今日の朝日新聞のコラム『天声人語』に、チェスタトンの『ブラウン神父』シリーズの一節が引用されていました。
ここ最近世間を騒がしている、郵便不正事件の押収資料改ざん問題に、大泥棒を説得する神父の説教を絡めたものです。
大泥棒を改心させ、盗んだダイヤを返させる、となれば、『飛ぶ星』だな、とちょっと嬉しくなりました。
クリスマスストーリでもあるこの短編、私大好きなのです。ことに中学生の頃は、お気に入り短編ミステリの筆頭でした。

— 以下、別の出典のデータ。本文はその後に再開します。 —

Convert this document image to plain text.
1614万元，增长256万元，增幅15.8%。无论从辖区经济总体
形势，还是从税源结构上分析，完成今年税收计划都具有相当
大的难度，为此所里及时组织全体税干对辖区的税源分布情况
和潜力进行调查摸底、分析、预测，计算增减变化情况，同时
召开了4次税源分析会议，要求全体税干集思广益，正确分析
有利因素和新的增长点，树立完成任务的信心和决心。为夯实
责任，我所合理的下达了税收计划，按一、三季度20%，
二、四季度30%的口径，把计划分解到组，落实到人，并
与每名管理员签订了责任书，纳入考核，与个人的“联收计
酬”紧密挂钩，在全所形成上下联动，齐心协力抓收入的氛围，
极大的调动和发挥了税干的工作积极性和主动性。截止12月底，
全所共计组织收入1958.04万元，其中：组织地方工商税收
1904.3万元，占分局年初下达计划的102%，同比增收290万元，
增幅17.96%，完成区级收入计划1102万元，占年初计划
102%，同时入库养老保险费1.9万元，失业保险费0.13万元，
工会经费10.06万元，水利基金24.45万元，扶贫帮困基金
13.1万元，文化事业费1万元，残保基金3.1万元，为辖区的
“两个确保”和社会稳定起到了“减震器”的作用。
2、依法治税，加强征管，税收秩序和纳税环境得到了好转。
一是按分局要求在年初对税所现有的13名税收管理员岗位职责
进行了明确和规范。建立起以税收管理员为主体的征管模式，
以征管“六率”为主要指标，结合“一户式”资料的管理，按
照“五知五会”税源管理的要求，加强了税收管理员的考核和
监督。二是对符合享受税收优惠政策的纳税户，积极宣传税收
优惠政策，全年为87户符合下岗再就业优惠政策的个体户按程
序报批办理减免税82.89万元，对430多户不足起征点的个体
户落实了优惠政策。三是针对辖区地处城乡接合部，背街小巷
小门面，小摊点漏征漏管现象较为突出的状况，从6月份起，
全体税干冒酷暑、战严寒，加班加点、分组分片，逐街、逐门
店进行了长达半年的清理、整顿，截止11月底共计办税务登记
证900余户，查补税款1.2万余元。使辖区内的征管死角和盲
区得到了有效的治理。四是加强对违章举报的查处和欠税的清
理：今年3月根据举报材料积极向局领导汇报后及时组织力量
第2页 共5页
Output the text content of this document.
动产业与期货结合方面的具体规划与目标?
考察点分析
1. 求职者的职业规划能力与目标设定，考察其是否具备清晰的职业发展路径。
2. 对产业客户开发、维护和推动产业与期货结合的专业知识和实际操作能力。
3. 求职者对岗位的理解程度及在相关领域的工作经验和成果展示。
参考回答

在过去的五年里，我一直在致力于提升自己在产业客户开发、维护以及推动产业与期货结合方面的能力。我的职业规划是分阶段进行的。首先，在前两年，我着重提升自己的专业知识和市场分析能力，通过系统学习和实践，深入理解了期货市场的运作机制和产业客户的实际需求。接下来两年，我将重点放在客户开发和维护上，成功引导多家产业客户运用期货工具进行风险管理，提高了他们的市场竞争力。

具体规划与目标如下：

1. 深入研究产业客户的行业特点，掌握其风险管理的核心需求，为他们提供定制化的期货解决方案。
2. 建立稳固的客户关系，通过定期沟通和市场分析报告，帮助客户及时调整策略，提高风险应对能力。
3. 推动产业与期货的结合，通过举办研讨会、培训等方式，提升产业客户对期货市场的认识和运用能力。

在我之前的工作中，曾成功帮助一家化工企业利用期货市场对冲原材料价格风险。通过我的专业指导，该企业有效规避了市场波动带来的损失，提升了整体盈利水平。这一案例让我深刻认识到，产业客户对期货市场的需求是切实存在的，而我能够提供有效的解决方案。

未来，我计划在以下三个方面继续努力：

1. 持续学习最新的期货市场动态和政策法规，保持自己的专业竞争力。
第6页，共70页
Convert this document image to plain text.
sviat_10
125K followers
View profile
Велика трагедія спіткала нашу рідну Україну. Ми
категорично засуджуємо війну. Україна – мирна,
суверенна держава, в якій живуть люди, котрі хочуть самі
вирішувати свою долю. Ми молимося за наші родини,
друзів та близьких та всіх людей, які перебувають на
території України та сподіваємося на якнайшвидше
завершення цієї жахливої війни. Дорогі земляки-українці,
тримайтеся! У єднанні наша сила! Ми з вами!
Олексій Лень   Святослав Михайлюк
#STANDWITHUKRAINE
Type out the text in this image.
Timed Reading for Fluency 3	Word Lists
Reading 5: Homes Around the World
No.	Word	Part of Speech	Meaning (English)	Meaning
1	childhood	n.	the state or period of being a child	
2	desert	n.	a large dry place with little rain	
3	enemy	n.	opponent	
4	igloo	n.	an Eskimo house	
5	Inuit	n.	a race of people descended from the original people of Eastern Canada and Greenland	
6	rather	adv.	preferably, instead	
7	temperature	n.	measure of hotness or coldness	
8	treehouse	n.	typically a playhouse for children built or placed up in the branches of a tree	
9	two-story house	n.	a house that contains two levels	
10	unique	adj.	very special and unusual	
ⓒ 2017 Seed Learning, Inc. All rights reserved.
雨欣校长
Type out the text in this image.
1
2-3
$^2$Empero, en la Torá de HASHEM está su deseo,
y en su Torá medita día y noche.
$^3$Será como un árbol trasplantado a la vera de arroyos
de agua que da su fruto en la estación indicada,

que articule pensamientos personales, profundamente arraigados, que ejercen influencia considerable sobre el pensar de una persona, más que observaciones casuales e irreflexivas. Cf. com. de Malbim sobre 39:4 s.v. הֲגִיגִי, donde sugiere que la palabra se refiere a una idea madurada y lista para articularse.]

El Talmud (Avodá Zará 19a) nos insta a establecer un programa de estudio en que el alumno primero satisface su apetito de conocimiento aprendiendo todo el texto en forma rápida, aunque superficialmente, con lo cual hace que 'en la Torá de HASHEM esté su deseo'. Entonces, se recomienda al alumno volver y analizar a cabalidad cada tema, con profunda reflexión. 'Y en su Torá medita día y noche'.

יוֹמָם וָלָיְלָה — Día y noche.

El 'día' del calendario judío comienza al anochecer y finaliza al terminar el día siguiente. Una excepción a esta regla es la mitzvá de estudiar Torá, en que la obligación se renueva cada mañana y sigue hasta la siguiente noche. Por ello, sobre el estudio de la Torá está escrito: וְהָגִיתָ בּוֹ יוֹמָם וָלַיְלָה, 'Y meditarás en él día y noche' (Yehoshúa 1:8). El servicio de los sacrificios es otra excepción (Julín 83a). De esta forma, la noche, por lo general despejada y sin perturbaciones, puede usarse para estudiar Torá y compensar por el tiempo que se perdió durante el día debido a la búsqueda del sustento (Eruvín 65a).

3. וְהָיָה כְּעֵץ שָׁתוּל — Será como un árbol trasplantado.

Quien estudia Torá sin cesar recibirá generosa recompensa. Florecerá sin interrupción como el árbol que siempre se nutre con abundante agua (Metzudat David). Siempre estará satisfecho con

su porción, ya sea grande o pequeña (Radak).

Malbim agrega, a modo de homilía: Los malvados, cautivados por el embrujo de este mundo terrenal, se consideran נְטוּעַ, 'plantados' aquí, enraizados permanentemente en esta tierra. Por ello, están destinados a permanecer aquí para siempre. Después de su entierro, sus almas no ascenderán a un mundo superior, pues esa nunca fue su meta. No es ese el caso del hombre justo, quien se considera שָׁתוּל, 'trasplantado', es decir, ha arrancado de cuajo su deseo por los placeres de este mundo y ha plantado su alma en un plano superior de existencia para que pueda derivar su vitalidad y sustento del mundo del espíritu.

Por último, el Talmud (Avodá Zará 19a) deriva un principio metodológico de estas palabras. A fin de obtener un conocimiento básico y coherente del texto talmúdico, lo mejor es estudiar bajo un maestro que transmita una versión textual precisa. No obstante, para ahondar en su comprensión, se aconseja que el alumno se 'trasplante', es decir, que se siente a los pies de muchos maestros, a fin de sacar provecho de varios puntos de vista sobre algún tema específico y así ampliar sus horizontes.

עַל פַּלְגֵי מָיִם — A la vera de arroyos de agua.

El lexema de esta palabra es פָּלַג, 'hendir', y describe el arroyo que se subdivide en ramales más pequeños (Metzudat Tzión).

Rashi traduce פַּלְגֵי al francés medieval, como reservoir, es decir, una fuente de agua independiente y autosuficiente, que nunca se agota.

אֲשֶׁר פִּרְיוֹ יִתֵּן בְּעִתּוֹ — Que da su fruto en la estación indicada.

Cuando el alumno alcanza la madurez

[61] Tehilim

(そういえば、同じくお気に入りの推理短編のホームズもの『青いルビー』、今は『青いガーネット』あるいは『ブルー・カーバンクルの冒険』かな、これもクリスマスストーリーでした。クリスマスとミステリって、意外に相性いいんですね)
それとともに思い出したのは、懐かしいラジオドラマ。私がそもそもブラウン神父の短編を最初に知ったのは、中3の時に聴いたラジオドラマでした。
夏休み期間に、どこのラジオ局かは忘れてしまいましたが、ミステリの名短編を連日ひとつずつオンエアしていたのです。時間は午前中、10時か11時頃だったかと思います。
けれど聴けたのはほんの2、3編。というのも、当時私は受験生で、しかも学校で夏の集中補習などをやっており、全員参加が鉄則だったのです。
でも当時、サボることを真剣に考えました。それほど、ドラマが面白かったのです。後になって、“やっぱサボるべきだった……他のも聴きたかったよぉ”と後悔したほどです。
ことに、私の心をとらえたのは、SF作家としても有名な、アシモフの短編でした。
『黒後家蜘蛛の会』(ブラック・ウィドワーズ)シリーズの最初の1編、『会心の笑い』というものなのですが、この幕切れに私はやられてしまった。
早速、文庫本も買って読みました。でも、自分で本を読むのも楽しいのですけれど、耳で聴くドラマは、また違った味わいがあるものでした。
声優は、久米正雄さんとか入ってたかなぁ……。もう忘れてしまいました。ラジオドラマとかって今は流行らないのかもしれませんが、名手の語る物語を、もう一度聴きたい気がします。